Why many From trait implement as pass the array by value?

For example: the Vec::from

#[stable(feature = "vec_from_array", since = "1.44.0")]
impl<T, const N: usize> From<[T; N]> for Vec<T> {
    #[cfg(not(test))]
    fn from(s: [T; N]) -> Vec<T> {
        <[T]>::into_vec(box s)
    }
    #[cfg(test)]
    fn from(s: [T; N]) -> Vec<T> {
        crate::slice::into_vec(box s)
    }
}

Is this bad performance for large array? Because it will make unnecessary copy of the array.

I see the initial implement
impl From<[T; N]> for Vec<T> by jyn514 · Pull Request #68692 · rust-lang/rust · GitHub, there is a LengthAtMost32.
This is reasonable for forcing the user not to pass the large array.

But in https://github.com/rust-lang/rust/pull/74060 , the LengthAtMost32 was removed.

And I see [stackoverflow somelink] , it is said that large array passed by value will actually optimized to by reference . And I tested, it is not true.

the stackoverflow link is: performance - Should I pass a large array by reference or value? - Stack Overflow

How should this be implemented otherwise? To create Vec<T>, no matter how, one must copy Ts into the allocated container, anyway.

The unnecessary copy is on the stack. And Vec will allocate the memory on the heap and copy the array again.

The current implementation doesn't copy the array even single time in many cases.

2 Likes

How so? And more importantly, how else would you implement moving elements out of the array and into the vector, if not through passing it by value?

I write some code to test if the compiler will copy the array on the stack when it is passed by value.

fn main() {
	let h = Builder::new()
		.stack_size(2048)
		.spawn(|| {
			let arr = [0; 6000];
			println!("{}", arr[0]);
			//println!("ptr = {:?}", &arr as *const i32);
			call_by_value(arr);
		})
		.unwrap();
	h.join().unwrap();
}

fn call_by_value<const N: usize>(arr: [i32; N]) {
	//println!("in func arr addr = {:?}", &arr as *const i32);
	println!("{}", arr[0]);
}

I create an array on the stack, the size is about half the stack size. Once the program crash with stack overflow, it means that the array is copied. note: I run this in release build.

I find if I access the array in some ways both in the caller and callee functions will make the array copied.
For example, println!("{}", arr[0]) or cast to pointer. But code like:

let x = arr[0];
println!("{}",x);

won't let the array copied.

So in the standard library, they are special cases that compiler can optimized. But when we write our code, we should always use reference to pass large variables.

In the code you've posted here, arr is about 12 times the specified stack size, not half. It won't fit in even a single stack frame.


"Always" is perhaps too strong here, though using some kind of pointer is often a good idea when dealing with large data.
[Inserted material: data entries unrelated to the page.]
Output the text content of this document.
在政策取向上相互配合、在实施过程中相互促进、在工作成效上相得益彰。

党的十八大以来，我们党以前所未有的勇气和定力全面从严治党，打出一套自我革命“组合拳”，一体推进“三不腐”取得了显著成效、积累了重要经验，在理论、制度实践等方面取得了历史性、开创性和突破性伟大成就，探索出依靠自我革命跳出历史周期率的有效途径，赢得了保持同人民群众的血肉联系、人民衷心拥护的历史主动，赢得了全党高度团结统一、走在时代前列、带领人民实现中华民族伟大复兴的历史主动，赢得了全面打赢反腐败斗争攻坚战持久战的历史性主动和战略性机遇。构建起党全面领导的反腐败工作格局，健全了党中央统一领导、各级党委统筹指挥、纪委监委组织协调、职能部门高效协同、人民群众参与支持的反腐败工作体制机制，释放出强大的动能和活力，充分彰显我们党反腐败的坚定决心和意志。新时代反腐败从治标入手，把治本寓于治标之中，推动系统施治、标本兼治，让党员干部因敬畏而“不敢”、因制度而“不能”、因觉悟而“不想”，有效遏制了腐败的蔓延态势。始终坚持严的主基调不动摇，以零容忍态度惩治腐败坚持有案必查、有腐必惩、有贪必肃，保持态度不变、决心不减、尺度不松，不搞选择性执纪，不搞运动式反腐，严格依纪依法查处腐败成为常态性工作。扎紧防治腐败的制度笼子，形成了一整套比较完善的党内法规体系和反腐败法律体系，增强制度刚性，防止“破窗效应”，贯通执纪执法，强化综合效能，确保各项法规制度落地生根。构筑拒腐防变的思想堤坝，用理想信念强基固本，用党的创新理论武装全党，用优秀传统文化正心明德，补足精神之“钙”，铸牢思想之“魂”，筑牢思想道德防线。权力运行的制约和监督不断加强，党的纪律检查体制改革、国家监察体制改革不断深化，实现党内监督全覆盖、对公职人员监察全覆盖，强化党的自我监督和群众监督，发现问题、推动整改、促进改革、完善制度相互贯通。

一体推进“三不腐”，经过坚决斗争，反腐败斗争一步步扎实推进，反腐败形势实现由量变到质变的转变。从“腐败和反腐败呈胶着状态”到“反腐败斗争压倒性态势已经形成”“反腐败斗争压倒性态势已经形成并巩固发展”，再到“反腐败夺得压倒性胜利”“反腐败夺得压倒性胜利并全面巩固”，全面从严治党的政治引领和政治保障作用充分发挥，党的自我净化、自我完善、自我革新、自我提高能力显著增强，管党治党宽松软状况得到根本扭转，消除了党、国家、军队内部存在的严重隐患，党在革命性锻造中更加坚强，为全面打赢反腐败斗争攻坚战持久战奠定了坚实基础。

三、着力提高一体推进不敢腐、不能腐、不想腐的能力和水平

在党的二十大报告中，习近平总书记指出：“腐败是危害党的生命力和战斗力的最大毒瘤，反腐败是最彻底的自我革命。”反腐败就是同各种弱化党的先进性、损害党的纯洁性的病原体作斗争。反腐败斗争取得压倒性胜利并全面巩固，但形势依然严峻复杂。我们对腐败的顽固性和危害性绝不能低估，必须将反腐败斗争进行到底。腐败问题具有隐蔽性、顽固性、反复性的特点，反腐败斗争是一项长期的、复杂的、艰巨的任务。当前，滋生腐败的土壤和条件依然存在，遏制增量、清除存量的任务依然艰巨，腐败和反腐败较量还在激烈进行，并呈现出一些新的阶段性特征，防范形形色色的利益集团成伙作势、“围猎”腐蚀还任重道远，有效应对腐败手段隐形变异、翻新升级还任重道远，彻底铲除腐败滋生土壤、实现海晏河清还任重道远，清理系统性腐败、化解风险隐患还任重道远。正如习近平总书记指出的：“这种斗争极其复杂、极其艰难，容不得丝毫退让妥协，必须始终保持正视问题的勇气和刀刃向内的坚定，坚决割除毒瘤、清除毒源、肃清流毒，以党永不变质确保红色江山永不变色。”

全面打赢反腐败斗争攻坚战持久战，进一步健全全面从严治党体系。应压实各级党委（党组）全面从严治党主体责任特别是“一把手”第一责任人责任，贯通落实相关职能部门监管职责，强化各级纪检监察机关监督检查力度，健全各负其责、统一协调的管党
When ownership needs to be transferred, that'll generally be a Box instead of a reference.

Also check out the machine code produced. The only memcpy call is within the backtrace support code which is not called on normal cases. The x86_64 doesn't have implicit memory copy mechanism.

Also note that the call_by_value() function itself is optimized out. There's no function call cost if there's no function call.

3 Likes

What about IntoIter? The way I can just copy a pointer size variable, and take the ownership of whole array.

fn move_element<const N:usize>(arr:&mut [String;N]){
	for x in arr.into_iter()
	{
		drop(x);
	}
}

You don't:

fn move_element<const N: usize>(arr: &mut [String; N]) {
    for x in arr.into_iter() {
        drop(x);
    }
}

fn main() {
    let mut arr = [String::from("first"), String::from("second")];
    move_element(&mut arr);
    println!("{:?}", arr); // prints ["first", "second"]
}

Playground

drop(x) in this case only drops the reference, not the value behind it.

3 Likes

You could std::mem::take() (for T: Default) instead of drop() if you find a situation where it's actually beneficial. But definitely compare (e.g. on Goldbolt), you could lose your memcpy etc.

It doesn't take ownership of the array. into_iter() on a reference-to-array returns an iterator that produces references to the individual items. It does not move the items. Please read the documentation.

I'm not professional at assembly language. And don't know what is "backtrace support code". Do you mean there is an optimized code that will be called in some sitiuation that will not copy the array?

And I have tried this:

In this way, the compiler can't optimized the arr. Becuase if the two arr are same, it will print two same address, this is not correct.

I feel move is cheap in rust. It looks variable alias in some sitiuation. But it is not, it actually copies the memory. Some objects are too large to copy cheaply. Using array is very easy to create large object.